Much has been said about improving care quality, but the Beryl Institute notes patient experience comprises of four elements: interactions, culture, perceptions and continuum of care. RCM is a key touchpoint between the hospital and the patient throughout his or her entire experience. Consumer-driven health care empowers patients to take a greater role in their care quality – and billing is a significant factor. HFMA suggests hospitals rethink how they view their revenue cycle in terms of consumer health care. No longer can every aspect of care that does not involve payment remain out of sight. All of the processes between care delivery and payment influences consumer satisfaction, which directly relates to the health system’s receipt of payments. According to Healthcare Finance News, hospitals must optimize their RCM to be successful in consumer-driven health care by improving their billing touchpoint with consumer friendly billing.

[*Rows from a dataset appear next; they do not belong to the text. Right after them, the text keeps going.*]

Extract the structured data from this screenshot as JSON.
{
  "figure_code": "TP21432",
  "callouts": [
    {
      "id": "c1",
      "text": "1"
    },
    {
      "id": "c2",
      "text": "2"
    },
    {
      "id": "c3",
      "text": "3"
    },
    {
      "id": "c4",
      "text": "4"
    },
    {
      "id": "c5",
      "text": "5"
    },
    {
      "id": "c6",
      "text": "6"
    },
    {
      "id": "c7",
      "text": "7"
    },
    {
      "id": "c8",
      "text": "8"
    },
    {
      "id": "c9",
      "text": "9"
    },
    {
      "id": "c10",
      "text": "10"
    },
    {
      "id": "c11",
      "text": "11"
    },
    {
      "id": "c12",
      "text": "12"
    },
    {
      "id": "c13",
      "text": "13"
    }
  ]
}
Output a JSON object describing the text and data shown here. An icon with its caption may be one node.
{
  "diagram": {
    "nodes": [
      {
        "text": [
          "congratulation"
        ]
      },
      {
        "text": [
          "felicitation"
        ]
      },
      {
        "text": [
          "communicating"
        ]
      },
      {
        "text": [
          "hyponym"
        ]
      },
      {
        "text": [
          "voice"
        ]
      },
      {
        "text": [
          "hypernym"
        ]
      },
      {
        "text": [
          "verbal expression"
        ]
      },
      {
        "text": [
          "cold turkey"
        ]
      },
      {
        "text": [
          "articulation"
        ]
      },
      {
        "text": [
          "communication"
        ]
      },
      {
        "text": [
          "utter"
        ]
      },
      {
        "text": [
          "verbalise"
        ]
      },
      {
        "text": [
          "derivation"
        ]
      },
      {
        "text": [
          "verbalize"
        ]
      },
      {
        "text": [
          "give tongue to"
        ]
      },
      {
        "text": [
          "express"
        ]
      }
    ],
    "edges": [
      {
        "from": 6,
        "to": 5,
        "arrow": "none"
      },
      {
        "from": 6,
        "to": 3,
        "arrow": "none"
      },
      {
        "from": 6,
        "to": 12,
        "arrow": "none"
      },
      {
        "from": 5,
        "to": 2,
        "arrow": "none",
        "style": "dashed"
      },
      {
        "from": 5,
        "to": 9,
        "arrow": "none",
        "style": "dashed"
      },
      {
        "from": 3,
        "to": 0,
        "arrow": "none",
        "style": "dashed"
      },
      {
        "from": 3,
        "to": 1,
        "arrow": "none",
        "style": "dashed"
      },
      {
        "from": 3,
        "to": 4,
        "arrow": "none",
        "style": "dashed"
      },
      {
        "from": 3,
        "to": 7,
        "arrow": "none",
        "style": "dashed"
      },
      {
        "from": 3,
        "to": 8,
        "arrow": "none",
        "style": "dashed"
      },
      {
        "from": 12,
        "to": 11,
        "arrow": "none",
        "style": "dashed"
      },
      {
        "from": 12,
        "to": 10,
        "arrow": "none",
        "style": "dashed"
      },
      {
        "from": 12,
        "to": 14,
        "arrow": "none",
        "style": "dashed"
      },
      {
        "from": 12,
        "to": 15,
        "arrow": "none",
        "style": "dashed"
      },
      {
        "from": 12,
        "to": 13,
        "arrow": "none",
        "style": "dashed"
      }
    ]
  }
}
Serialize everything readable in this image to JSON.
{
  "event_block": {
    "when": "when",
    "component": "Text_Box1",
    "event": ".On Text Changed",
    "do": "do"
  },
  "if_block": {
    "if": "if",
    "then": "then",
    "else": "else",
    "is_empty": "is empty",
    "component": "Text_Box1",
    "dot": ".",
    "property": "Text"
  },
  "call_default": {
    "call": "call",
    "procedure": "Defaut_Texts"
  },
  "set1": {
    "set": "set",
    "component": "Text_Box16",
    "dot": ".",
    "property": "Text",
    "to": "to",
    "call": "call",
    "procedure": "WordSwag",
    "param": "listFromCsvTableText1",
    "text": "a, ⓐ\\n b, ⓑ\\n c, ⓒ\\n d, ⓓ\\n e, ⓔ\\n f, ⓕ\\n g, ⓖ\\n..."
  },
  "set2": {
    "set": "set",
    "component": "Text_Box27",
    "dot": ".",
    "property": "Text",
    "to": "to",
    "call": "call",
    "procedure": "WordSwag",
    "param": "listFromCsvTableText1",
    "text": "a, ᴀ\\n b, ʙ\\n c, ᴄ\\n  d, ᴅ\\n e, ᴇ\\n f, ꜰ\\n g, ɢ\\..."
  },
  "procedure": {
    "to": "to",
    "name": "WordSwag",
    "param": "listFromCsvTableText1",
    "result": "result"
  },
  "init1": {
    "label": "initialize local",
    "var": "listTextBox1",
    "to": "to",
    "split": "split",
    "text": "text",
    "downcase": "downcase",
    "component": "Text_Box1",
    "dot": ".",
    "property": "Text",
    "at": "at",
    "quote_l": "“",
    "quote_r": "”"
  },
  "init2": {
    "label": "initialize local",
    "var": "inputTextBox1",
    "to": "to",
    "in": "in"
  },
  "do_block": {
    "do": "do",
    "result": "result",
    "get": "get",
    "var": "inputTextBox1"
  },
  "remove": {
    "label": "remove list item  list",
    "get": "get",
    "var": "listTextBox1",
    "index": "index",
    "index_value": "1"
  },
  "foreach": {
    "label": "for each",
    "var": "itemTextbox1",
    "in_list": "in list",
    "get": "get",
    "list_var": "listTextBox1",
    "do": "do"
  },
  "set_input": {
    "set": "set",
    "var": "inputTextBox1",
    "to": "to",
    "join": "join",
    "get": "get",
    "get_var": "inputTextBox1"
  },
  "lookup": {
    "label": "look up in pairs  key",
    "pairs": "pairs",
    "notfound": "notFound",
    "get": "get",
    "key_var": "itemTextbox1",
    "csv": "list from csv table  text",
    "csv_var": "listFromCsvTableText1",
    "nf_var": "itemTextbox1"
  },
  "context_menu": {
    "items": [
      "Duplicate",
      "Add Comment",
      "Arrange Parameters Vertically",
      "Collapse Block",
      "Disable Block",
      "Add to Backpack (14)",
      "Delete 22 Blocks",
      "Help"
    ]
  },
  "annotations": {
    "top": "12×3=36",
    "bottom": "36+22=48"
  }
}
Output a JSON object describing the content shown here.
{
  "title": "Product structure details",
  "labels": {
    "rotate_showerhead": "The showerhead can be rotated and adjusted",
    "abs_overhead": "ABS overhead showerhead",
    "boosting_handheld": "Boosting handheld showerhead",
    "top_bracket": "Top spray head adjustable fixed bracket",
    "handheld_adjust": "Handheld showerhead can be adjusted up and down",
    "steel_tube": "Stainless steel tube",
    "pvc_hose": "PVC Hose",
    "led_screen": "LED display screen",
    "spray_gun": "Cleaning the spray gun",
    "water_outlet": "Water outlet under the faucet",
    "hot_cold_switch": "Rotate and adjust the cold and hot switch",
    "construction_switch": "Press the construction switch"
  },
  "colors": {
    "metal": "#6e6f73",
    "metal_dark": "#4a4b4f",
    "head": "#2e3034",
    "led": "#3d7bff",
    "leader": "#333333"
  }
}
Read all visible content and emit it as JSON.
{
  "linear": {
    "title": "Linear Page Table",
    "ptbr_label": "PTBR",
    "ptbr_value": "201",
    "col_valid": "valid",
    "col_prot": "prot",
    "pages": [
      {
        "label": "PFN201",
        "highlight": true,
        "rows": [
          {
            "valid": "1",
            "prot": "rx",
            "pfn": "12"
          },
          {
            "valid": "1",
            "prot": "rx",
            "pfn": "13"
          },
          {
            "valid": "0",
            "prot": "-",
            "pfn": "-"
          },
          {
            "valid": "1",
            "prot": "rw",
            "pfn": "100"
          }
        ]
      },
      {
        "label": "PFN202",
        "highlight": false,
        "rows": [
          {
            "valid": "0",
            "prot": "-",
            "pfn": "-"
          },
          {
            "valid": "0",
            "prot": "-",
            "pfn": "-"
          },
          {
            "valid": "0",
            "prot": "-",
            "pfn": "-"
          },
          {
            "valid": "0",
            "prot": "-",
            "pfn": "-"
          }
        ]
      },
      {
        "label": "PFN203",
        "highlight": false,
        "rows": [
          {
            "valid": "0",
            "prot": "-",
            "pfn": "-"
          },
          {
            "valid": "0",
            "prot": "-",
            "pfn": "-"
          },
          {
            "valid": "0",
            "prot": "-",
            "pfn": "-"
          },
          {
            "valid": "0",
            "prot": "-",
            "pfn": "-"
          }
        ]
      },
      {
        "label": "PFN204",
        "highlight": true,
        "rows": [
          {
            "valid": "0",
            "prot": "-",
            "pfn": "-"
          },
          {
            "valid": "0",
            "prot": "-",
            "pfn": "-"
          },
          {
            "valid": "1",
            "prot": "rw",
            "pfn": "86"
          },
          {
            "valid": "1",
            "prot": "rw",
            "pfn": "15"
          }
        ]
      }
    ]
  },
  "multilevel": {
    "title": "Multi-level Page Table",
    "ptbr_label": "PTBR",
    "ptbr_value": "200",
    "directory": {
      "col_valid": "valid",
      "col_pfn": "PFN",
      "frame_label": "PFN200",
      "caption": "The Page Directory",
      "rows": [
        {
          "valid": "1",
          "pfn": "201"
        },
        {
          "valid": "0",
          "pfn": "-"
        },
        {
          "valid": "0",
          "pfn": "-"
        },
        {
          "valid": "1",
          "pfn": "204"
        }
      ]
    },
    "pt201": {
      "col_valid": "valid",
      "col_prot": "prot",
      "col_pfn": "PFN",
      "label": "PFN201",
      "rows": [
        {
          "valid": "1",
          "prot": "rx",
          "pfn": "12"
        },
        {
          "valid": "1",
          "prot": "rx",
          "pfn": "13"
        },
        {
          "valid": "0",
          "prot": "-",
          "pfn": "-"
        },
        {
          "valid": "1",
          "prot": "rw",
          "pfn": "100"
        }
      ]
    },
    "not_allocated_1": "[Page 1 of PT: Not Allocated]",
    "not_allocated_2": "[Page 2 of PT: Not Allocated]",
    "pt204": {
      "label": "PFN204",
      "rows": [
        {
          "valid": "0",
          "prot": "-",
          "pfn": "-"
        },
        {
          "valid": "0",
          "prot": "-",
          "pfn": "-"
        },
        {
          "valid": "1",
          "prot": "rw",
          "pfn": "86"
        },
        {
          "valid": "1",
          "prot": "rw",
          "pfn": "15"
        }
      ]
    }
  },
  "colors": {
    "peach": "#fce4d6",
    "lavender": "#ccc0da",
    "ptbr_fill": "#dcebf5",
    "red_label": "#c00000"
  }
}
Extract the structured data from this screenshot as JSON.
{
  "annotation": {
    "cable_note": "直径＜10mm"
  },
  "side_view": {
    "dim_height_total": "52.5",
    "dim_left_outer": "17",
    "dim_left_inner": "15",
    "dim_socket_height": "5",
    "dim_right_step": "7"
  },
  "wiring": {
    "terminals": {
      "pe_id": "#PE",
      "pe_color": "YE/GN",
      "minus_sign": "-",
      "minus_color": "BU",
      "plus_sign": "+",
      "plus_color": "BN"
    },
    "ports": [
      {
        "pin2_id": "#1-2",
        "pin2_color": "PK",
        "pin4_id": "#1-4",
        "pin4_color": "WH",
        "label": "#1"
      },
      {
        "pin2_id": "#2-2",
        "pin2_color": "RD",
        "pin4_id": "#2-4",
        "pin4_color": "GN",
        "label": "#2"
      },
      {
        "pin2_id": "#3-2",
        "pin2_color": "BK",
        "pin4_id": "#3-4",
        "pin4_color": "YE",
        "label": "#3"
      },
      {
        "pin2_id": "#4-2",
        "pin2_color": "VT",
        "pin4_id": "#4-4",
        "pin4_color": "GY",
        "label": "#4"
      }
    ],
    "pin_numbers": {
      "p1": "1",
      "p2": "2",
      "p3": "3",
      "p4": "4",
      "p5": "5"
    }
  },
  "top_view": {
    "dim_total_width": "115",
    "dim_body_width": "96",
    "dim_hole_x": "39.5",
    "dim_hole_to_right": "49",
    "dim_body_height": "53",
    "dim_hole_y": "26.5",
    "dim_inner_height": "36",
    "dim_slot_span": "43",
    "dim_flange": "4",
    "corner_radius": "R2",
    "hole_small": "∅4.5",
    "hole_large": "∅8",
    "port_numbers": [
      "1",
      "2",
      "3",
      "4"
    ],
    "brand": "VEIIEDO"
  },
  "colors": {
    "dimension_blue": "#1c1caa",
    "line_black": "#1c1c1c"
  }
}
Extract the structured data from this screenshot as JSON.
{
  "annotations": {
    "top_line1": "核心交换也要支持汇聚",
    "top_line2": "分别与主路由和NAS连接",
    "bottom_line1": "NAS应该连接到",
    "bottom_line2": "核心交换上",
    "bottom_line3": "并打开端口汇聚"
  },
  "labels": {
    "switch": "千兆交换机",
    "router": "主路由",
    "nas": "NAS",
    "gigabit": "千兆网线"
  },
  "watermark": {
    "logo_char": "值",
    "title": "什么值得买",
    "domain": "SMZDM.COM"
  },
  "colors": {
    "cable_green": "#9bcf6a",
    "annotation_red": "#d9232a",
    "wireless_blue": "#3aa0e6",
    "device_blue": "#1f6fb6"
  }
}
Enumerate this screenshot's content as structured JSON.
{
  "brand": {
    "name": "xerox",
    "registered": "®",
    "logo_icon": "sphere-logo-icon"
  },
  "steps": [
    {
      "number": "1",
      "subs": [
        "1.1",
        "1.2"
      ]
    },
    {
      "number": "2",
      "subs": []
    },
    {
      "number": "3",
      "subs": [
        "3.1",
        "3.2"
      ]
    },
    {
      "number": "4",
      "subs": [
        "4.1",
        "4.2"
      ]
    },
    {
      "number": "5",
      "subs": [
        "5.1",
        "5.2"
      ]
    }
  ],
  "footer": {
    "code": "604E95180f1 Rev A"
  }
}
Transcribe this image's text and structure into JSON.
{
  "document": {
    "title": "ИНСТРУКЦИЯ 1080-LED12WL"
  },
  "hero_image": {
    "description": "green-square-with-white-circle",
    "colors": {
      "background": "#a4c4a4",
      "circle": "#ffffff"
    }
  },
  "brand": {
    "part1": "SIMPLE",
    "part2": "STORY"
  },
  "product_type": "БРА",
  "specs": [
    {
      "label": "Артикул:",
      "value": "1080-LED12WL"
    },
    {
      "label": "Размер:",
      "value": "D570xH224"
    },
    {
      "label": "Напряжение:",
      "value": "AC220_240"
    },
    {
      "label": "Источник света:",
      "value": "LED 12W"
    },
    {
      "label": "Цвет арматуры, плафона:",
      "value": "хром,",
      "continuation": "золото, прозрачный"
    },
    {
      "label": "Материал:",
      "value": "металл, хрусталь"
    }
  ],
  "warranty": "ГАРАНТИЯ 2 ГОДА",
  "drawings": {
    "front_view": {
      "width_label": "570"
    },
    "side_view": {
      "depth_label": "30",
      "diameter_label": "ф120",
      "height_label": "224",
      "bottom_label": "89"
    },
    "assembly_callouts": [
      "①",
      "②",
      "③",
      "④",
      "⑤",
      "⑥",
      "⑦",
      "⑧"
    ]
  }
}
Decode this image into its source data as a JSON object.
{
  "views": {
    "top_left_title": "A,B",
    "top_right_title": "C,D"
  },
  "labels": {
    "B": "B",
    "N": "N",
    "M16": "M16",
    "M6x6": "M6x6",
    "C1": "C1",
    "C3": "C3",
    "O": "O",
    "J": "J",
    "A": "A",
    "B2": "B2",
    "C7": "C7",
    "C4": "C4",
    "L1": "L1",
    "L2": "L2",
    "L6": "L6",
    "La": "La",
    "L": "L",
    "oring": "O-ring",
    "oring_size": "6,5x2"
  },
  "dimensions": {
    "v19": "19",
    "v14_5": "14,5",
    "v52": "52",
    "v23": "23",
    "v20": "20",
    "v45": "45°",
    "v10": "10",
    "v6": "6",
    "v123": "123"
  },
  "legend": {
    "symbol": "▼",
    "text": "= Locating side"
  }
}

Increase patient payments through consumer friendly billing
Consumer-driven health care is the end of the old way hospitals did business and the start of improving the overall patient experience. Hospitals have a chance to boost their patient collections by showing they understand patients want price transparency and easy-to-read bills. For customers to pay their bills in a timely manner and stay with their providers, hospitals must give them the tools they need to do so. Consumer friendly billing engages patients as the consumers they are through collecting part of payment at the point-of-service, providing cost estimations and allowing patients to pay online. Giving patients payment options can round out the entire patient experience and help hospitals transition to consumer-based health care.